Diving deeper into the world of fantasy following his Oscar-winning amphibian romance The Shape of Water, Mexican cinematic wizard Guillermo del Toro is finally making one of his long-awaited passion projects: Pinocchio. This new feature will mark the director’s debut in animation and, as Variety reports, Netflix ­—the all-powerful streaming service that is bringing Alfonso Cuarón’s Roma to screens later this year —will produce it.

Del Toro’s version of Pinocchio will be realized in stop-motion, the animation technique that involves physical puppets and sets photographed frame-by-frame to create the illusion of movement. It has been in the works, at least conceptually, for a long time. The movie was first announced back in 2012, but wound up in limbo after deals with other companies fell apart. Now, with Netflix’s seemingly endless resources, the auteur is finally on track to see it come to fruition.

Loyal to his interest of adding political context to genre storytelling, del Toro’s interpretation of the fairytale will be set against the backdrop of 1930s Italy, as ruthless leader Benito Mussolini dragged the European country into fascism. As with all of his works, a touch of darkness and intricate thematic layers promise to make this reimagining a more daring take than what Disney offered almost 80 years ago.
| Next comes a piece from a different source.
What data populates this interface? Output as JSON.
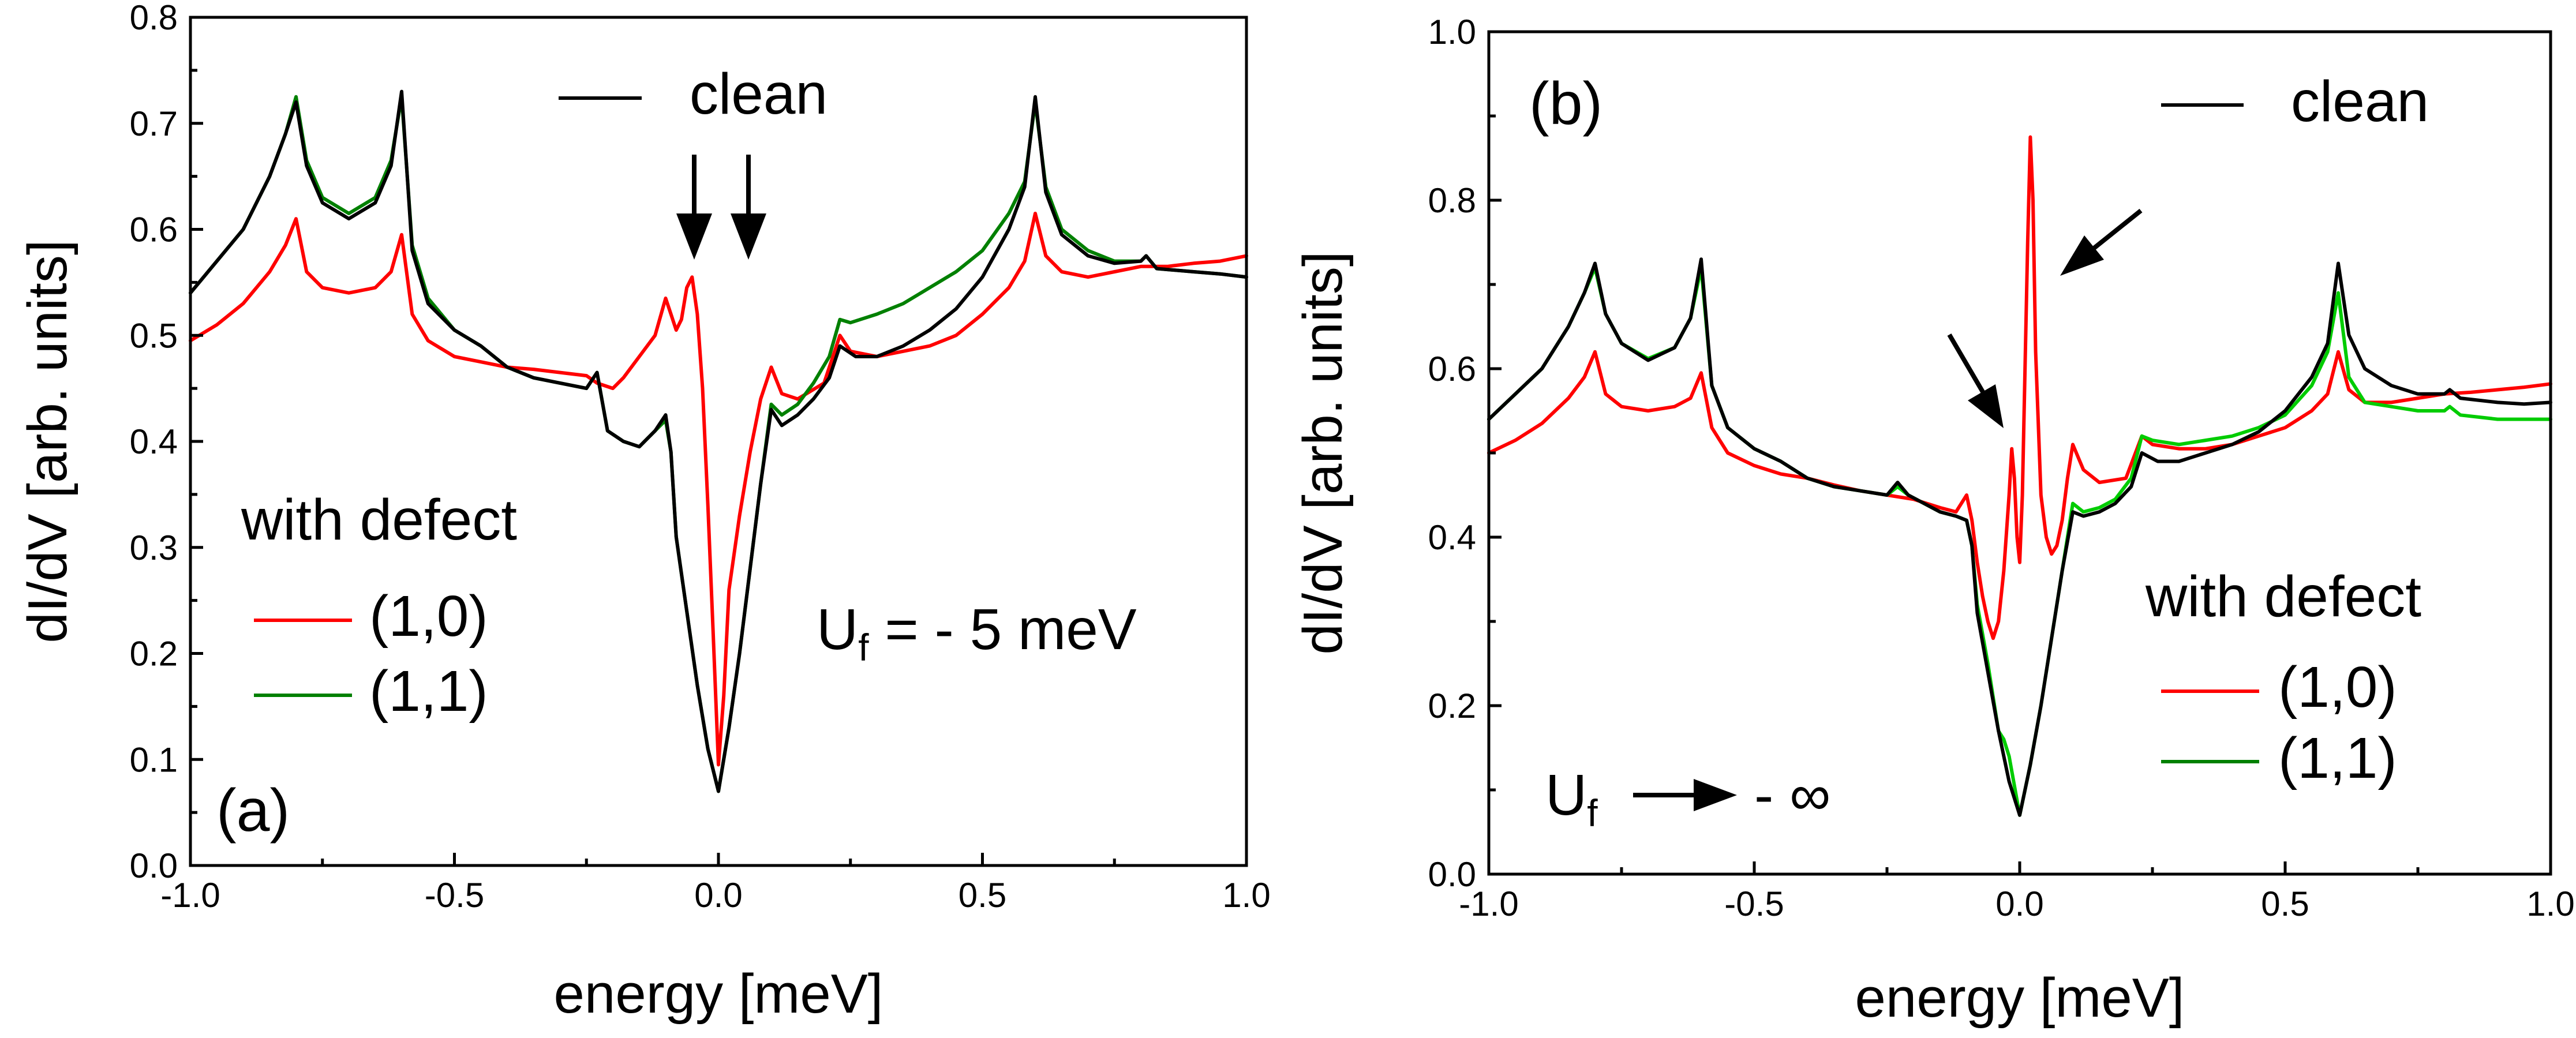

Netflix and del Toro previously joined forces for the animated series Trollhunters, which he produced based on his own book series co-written by Daniel Kraus. The filmmaker has always being vocal about his love for the animation medium, and its narrative possibilities; Pinocchio will allow him to put his spin on a classic tale on a major platform. Mark Gustafson (Fantastic Mr. Fox) will serve as co-director, while Patrick McHale (who was behind the Cartoon Network show Over The Garden Wall) will co-write the screenplay with del Toro.

There is no release date set for this magical new project, but production starts this fall. Considering how much time it takes to conceive a stop-motion project, it’ll likely be a few years before we get to see it. The wait, however, will almost certainly be worth it.